From the early 1960s to the late 1990s, when many East Asian economies were undergoing rapid industrialisation, the development of a well-educated and skilled labour force, combined with well-directed economic policies, was key to enabling the diversification and upgrading of export industries. In a virtuous cycle, rising incomes and industrial upgrading stimulated continuous investment in education and skills, which contributed to productivity increases, technological progress, and the achievement of equitable growth.

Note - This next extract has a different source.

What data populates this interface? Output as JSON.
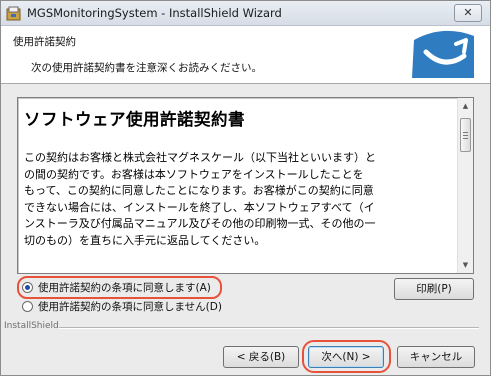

Public policy was central to this success, with East Asian leaders ensuring that economic-development plans and associated measures always accounted for human-capital objectives. In South Korea, each of the five-year development plans implemented from 1962 to 1996 contained action plans for manpower development, including education and training policies.
Such policies—designed and implemented in close coordination with industrial and trade policies—enabled East Asian countries to meet evolving economic demands in a cost-effective manner as the industrial structure continued to be upgraded. The key was a sequential approach.
Faced with a growing school-age population, weak educational infrastructure, and limited funding, owing to low levels of national income, the East Asian economies could not simply overhaul the entire system at once. So, early in the development process, as governments promoted labour-intensive industry, they focused on basic education. Later, when governments were promoting heavy manufacturing and technology-intensive industries, they focused on developing upper-secondary and tertiary education, vocational education, and training programmes.
Another component of the East Asian economies' strategies for developing human capital was a gradual shift in focus from quantity to quality. At first, when primary education was the emphasis, policymakers sought to get every child in school, even if it meant accepting lower-quality inputs, such as large class sizes. They then began to invest more in boosting the quality of primary schooling, say, by reducing class size and improving resources, from books to teachers. When the focus shifted to secondary and tertiary education, the same sequence was followed.
Of course, even with this sequential approach, considerable—and expanding—financial resources had to be directed toward education and skill development. From the start, governments allocated large shares of their budgets to these objectives. As national income rose and birth rates dropped, total and per capita educational expenditures increased continuously.
In the earlier stages of human-capital investment in East Asia, countries also relied on foreign aid. External financial and technical assistance was a great help to South Korea and Singapore, for example, as they established their education and training systems.
Later, the private sector played a significant role in East Asia's educational and skills development, especially at the upper-secondary and tertiary levels. In South Korea, for example, about 60 percent of upper-secondary students were enrolled in private schools in the 1980s. The private sector was also encouraged to provide training: in Singapore, employers contributed to a skills-development fund to promote upskilling and retraining workers.
Learning from these experiences, developing countries today should move to invest a substantial and growing amount of the public budget—augmented by foreign assistance—into education and skills development, while working to attract private investment into higher education and skills training. They should take a more cost-effective sequential approach to upgrading their education and training structures, which complements their stage of development. And they should enshrine human-capital development in policy.
Many developing countries today boast rapidly growing young populations that could be a boon for economic growth and dynamism. But, to meet their potential, these young people need strong educational and employment opportunities. Without deliberate and practical human-capital strategies, that will be virtually impossible to deliver.
Lee Jong-Wha is Professor of Economics and Director of the Asiatic Research Institute at Korea University. His most recent book, co-authored with Harvard's Robert J. Barro, is Education Matters: Global Gains from the 19th to the 21st Century.